Uncle Ulrich looked at the young man, with his far-seeing eyes, and said:

"You—oh, you are Romance."

They would have smiled, both of them, but they could not, as if that word had been too perfectly accurate, which is not always the case with human judgments—as if they felt that Fate was there in this room, invisible, who repeated to them at the bottom of their hearts at the same time: "Yes, it is true—"this one is Romance." The grief which was oppressing them was only to be explained by the imminence of life's mystery. It faded away. M. Ulrich reached out his hand to his nephew, more gravely than he would have done if that word had not escaped him, which he did not regret, but which remained present with him.

"Good-bye, dear Jean. I would rather not wait for my brother-in-law. I do not know what attitude I should take up towards him. All you have told me would embarrass me. You will wish him good night for me. I will go home through the woods by moonlight. What a pity I have not my gun with me and the good luck to come across a brace of grouse in the fir wood."

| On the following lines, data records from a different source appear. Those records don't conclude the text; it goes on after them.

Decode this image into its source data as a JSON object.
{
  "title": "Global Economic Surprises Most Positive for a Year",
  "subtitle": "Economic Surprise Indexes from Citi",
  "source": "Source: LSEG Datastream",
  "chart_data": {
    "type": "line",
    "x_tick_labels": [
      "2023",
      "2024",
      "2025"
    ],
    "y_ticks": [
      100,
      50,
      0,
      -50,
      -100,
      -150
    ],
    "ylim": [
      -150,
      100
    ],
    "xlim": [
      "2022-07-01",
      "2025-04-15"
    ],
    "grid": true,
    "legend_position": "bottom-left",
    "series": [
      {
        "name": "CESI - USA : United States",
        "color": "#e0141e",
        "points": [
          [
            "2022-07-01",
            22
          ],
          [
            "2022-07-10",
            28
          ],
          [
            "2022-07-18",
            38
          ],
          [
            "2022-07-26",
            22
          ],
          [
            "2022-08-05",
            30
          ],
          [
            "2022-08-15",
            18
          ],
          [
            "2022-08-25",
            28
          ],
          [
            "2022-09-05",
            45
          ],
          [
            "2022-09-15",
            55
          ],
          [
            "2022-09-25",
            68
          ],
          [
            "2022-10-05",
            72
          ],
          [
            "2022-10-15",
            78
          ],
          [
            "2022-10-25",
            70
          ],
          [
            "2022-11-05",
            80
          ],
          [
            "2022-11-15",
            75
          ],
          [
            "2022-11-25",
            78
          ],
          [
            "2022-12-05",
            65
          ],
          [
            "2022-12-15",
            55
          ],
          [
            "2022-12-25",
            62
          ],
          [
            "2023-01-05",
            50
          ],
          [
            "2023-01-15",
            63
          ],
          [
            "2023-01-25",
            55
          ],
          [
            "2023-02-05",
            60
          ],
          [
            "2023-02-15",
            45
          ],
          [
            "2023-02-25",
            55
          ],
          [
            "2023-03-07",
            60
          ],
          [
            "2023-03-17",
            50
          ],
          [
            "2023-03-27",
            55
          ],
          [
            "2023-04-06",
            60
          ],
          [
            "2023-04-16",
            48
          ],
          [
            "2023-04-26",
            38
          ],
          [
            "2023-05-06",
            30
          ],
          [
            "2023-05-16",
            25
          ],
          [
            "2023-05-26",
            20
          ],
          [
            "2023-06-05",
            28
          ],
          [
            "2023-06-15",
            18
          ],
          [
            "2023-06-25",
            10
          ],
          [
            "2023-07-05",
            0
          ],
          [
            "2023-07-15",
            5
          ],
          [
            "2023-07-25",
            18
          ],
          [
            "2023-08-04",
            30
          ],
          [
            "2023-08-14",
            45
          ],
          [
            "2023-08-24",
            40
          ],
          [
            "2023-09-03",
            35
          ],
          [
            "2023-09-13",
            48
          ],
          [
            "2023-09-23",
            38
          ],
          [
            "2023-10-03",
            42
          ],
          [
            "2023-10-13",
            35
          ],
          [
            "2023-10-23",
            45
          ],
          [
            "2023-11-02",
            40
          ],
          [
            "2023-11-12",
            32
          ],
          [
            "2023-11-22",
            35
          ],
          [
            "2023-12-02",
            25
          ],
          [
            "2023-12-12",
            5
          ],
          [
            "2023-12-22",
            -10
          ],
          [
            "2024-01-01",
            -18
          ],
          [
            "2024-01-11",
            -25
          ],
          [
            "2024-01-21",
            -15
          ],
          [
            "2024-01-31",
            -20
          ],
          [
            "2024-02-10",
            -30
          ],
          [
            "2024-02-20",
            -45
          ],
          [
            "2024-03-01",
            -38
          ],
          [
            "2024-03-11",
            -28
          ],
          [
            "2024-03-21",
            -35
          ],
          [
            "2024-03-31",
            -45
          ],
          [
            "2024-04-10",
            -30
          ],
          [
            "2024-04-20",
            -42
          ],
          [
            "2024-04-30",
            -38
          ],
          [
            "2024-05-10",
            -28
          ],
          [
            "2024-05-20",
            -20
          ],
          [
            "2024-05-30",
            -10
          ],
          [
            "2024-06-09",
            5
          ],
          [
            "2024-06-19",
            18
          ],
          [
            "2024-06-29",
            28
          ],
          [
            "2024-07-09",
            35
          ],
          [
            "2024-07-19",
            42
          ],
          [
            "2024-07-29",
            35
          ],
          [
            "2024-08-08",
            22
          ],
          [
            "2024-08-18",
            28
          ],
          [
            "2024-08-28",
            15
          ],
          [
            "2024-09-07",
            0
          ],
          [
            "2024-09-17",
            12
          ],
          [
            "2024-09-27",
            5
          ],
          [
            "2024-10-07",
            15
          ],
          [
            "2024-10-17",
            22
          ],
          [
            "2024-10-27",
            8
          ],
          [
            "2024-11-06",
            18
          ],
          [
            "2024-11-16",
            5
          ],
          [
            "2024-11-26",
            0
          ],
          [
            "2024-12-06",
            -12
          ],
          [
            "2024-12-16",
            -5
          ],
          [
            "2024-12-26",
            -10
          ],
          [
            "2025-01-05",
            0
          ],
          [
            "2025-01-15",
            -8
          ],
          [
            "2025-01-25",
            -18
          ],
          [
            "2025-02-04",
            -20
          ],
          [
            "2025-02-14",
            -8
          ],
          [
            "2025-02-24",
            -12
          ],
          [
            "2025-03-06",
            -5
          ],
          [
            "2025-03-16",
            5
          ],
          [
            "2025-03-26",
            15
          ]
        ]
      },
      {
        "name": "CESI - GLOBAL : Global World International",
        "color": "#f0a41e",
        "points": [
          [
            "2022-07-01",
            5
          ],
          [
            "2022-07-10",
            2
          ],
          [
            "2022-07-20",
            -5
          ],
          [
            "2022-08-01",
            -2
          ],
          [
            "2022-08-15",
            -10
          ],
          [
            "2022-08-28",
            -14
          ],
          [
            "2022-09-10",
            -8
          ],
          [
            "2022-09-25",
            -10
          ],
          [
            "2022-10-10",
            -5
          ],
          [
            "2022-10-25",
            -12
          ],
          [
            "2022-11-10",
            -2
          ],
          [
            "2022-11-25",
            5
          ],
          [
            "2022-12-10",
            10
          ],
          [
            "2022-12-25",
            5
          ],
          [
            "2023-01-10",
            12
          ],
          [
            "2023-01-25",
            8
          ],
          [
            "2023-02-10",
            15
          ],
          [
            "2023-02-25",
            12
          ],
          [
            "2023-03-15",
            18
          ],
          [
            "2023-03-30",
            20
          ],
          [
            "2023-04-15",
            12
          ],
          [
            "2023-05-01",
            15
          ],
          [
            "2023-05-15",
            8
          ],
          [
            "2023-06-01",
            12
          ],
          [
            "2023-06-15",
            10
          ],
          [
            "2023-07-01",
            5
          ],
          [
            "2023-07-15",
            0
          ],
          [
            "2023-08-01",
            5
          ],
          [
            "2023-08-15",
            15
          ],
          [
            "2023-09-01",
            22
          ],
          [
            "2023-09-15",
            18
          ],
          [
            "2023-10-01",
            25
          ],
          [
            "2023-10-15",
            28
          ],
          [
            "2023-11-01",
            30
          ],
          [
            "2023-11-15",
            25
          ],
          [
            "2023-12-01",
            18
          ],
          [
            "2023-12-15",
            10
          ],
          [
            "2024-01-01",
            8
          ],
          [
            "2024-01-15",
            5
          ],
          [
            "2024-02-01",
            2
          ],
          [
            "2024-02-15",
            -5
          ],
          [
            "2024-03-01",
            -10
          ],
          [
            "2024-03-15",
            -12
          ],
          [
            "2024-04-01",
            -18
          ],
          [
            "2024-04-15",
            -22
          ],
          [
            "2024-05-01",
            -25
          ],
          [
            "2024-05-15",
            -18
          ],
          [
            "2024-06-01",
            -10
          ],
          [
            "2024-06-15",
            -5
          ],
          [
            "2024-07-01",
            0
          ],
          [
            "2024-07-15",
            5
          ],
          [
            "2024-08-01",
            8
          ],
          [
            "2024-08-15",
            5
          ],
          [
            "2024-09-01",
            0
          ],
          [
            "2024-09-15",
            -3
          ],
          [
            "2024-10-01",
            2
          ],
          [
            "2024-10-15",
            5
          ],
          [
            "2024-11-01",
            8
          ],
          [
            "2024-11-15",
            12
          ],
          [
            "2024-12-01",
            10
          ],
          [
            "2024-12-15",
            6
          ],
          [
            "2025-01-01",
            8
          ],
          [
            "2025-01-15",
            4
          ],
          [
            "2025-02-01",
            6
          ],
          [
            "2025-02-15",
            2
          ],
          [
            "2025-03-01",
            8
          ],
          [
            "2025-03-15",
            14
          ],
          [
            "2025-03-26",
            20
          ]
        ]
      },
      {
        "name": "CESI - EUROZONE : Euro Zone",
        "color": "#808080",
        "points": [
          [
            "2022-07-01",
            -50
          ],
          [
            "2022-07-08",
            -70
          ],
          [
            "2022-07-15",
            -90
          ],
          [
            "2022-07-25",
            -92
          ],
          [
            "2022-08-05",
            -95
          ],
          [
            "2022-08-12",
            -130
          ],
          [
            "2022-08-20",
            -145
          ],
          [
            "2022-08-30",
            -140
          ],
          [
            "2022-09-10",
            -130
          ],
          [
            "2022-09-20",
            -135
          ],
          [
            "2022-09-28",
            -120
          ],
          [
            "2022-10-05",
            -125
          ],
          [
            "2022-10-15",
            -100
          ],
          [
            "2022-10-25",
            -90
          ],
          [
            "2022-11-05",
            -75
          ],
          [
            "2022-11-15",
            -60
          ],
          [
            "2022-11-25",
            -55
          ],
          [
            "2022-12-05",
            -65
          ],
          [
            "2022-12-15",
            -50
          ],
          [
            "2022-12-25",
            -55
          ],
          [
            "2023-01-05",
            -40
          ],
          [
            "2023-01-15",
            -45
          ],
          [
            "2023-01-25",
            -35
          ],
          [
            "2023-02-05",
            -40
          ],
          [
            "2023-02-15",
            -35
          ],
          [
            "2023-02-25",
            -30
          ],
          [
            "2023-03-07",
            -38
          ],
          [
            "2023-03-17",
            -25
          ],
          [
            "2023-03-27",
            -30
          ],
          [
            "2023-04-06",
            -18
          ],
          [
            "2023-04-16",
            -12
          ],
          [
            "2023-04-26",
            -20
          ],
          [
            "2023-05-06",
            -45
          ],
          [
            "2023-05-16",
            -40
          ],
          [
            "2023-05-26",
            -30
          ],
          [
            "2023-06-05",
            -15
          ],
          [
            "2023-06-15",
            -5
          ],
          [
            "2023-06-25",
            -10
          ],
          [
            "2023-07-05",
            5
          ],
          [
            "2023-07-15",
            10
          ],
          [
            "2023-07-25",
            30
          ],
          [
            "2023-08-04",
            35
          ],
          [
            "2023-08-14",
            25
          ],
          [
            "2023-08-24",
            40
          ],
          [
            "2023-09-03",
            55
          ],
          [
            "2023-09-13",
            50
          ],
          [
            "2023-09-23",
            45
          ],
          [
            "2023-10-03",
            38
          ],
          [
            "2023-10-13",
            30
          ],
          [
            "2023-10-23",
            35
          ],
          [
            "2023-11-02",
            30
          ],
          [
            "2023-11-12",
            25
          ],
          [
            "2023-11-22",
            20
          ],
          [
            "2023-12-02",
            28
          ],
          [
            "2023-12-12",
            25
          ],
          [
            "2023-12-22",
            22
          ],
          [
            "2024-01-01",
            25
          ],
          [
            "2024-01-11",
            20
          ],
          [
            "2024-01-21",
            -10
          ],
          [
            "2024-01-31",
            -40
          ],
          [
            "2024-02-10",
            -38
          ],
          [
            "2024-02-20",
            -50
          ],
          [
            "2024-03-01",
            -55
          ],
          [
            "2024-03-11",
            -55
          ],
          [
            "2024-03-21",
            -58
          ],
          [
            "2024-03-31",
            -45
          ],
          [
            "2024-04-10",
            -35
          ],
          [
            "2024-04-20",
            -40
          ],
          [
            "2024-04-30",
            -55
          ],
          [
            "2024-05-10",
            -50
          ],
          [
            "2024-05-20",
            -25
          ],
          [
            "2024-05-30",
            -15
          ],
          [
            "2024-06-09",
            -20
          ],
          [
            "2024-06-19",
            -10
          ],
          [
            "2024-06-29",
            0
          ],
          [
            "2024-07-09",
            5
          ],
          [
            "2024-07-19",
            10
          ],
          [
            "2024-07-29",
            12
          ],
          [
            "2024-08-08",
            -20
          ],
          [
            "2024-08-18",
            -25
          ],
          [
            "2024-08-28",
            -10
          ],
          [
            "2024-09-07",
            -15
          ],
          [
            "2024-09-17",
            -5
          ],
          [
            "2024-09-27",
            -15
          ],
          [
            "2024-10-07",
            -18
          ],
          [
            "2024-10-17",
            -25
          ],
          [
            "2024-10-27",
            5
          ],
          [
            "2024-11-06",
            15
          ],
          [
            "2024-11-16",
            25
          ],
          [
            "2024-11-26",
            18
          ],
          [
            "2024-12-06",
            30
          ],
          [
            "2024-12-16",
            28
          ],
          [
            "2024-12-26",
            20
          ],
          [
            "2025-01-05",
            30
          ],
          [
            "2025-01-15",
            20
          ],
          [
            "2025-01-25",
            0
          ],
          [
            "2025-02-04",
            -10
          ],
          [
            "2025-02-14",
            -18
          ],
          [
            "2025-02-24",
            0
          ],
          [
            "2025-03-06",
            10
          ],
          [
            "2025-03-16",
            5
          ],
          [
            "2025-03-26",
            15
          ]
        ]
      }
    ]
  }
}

To reach the staircase he took some careful steps on the carpet in the passage.

"Uncle," said Jean, in a low tone, "if you would go to my grandfather I am sure he would be pleased—I am sure he is not sleeping."

Uncle Ulrich, who was walking in front, stopped and retraced his steps. Jean turned the handle of the door near which he was, and going first into the room, said, in a lowered voice:

"Grandfather, I bring you a visitor—Uncle Ulrich—who wishes to see you."